Valve Patches Security Bug That Existed in Steam Client for the Past Ten Years

Valve developers have recently patched a severe security flaw that affected all versions of the Steam gaming client released in the past ten years.

According to Tom Court, a security researcher with Context Information Security, the one who discovered the flaw, the vulnerability would have allowed an attacker to execute malicious code on any of Steam's 15 million gaming clients.
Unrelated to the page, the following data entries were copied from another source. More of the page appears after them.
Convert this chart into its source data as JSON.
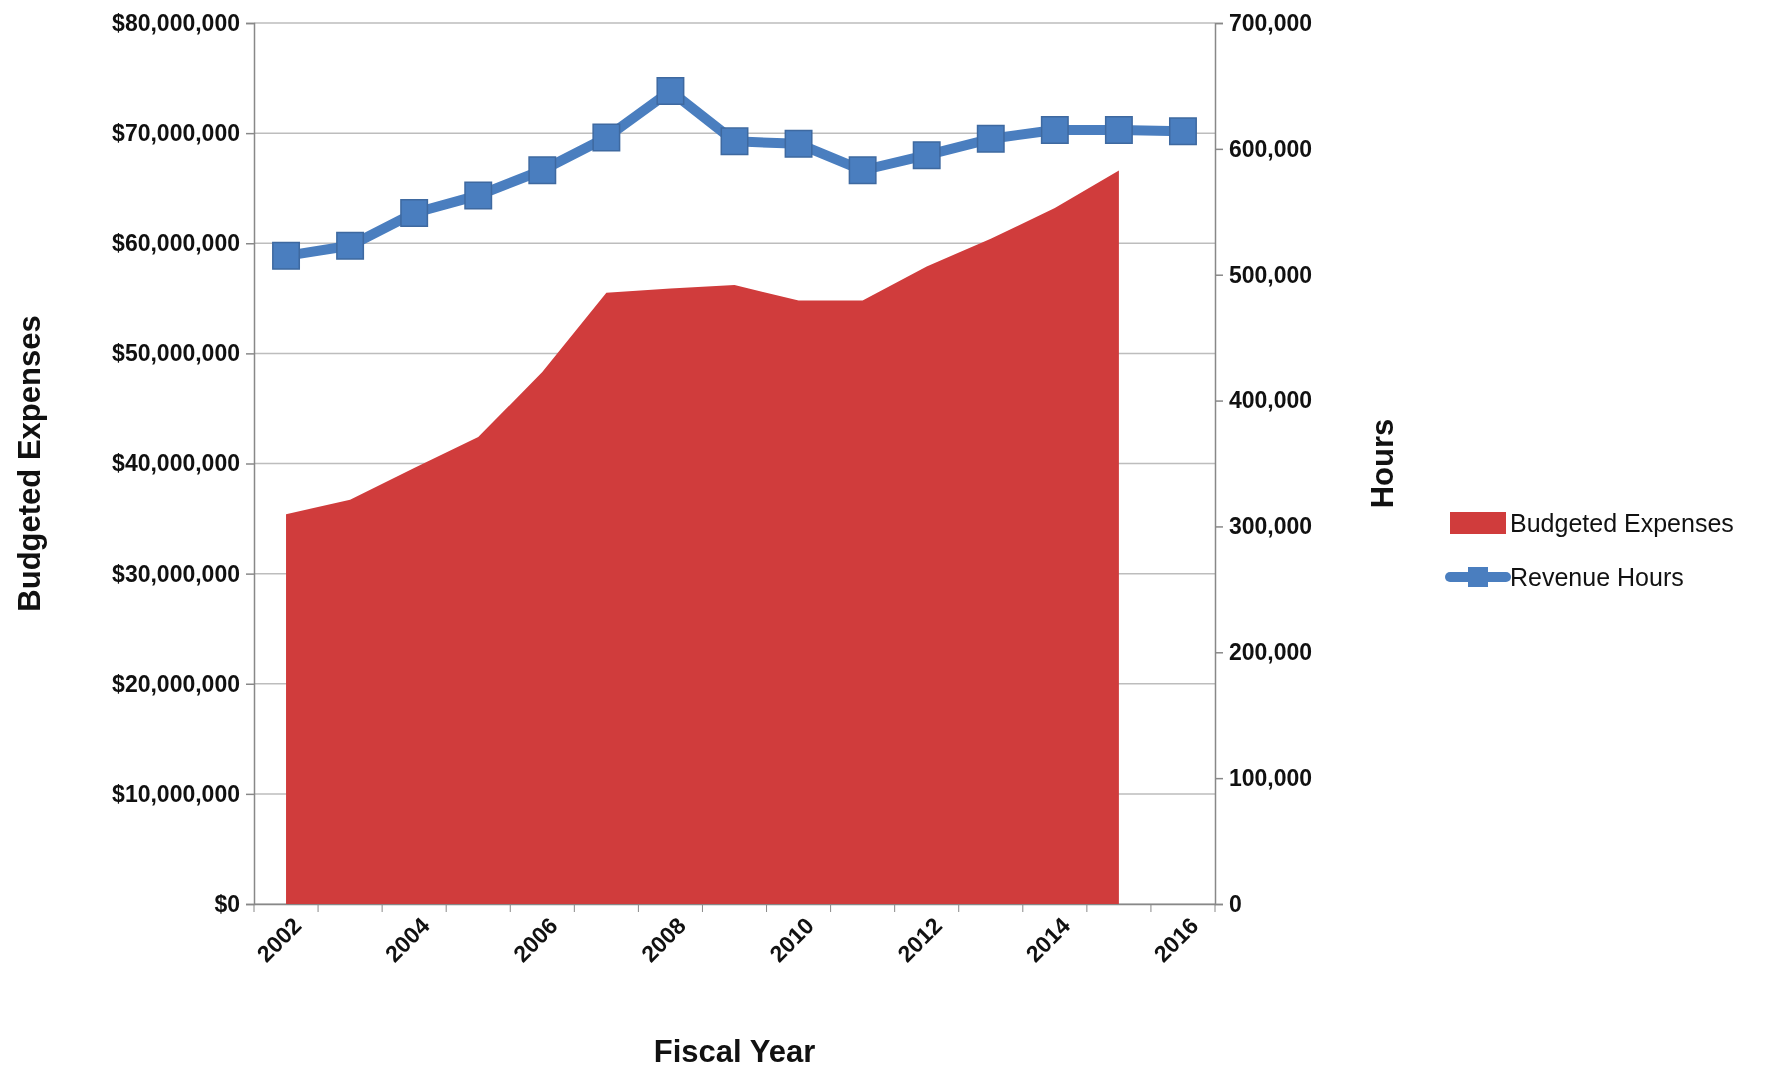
{
  "chart_data": {
    "type": "area",
    "xlabel": "Fiscal Year",
    "ylabel": "Budgeted Expenses",
    "y2label": "Hours",
    "categories": [
      "2002",
      null,
      "2004",
      null,
      "2006",
      null,
      "2008",
      null,
      "2010",
      null,
      "2012",
      null,
      "2014",
      null,
      "2016"
    ],
    "series": [
      {
        "name": "Budgeted Expenses",
        "axis": "y",
        "color": "#d03c3c",
        "values": [
          35400000,
          36700000,
          39600000,
          42400000,
          48300000,
          55500000,
          55900000,
          56200000,
          54800000,
          54800000,
          57900000,
          60400000,
          63200000,
          66600000,
          null
        ]
      },
      {
        "name": "Revenue Hours",
        "type": "line",
        "axis": "y2",
        "color": "#4a7ebf",
        "marker": "square",
        "values": [
          515000,
          523000,
          549000,
          563000,
          583000,
          609000,
          646000,
          606000,
          604000,
          583000,
          595000,
          608000,
          615000,
          615000,
          614000
        ]
      }
    ],
    "ylim": [
      0,
      80000000
    ],
    "yticks": [
      {
        "value": 0,
        "label": "$0"
      },
      {
        "value": 10000000,
        "label": "$10,000,000"
      },
      {
        "value": 20000000,
        "label": "$20,000,000"
      },
      {
        "value": 30000000,
        "label": "$30,000,000"
      },
      {
        "value": 40000000,
        "label": "$40,000,000"
      },
      {
        "value": 50000000,
        "label": "$50,000,000"
      },
      {
        "value": 60000000,
        "label": "$60,000,000"
      },
      {
        "value": 70000000,
        "label": "$70,000,000"
      },
      {
        "value": 80000000,
        "label": "$80,000,000"
      }
    ],
    "y2lim": [
      0,
      700000
    ],
    "y2ticks": [
      0,
      {
        "value": 100000,
        "label": "100,000"
      },
      {
        "value": 200000,
        "label": "200,000"
      },
      {
        "value": 300000,
        "label": "300,000"
      },
      {
        "value": 400000,
        "label": "400,000"
      },
      {
        "value": 500000,
        "label": "500,000"
      },
      {
        "value": 600000,
        "label": "600,000"
      },
      {
        "value": 700000,
        "label": "700,000"
      }
    ],
    "grid": "y",
    "legend": "right"
  }
}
Vulnerability exploitable remotely via network packets

In the jargon of security researchers, this is a remote code execution (RCE) flaw because exploitation was possible via network requests, without needing access to the victim's computer.

Court says an attacker was only required to send malformed UDP packets to a target's Steam client, which would have triggered the bug and allowed him to run malicious code on the target's PC.

The root cause of this vulnerability is a buffer overflow in one of Steam's many internal libraries —and more specifically in Steam's code that dealt with fragmented UDP datagram reassembly.

Bug accidentally half-patched last July

The Context security researcher says exploitation of this flaw would have been trivial up until July 2017, when Valve added ASLR protection to the Steam desktop client.

The added security feature made exploitation more difficult, causing only a crash of the Steam client in subsequent editions.

Nevertheless, Court says that an attacker would have still been successful at exploiting this bug if he combined the original flaw with an info-leak that exposed the memory location of the Steam app.

The issue is now fixed in Steam. Court reported the bug to Valve on February 20, this year, and Valve developers pushed out an initial patch for the Steam beta client within 12 hours. A final fix was released for the main Steam client on April 4.

After giving Steam users almost two months to update, Court has published today a report about the issue, including lengthy technical details and a proof-of-concept video.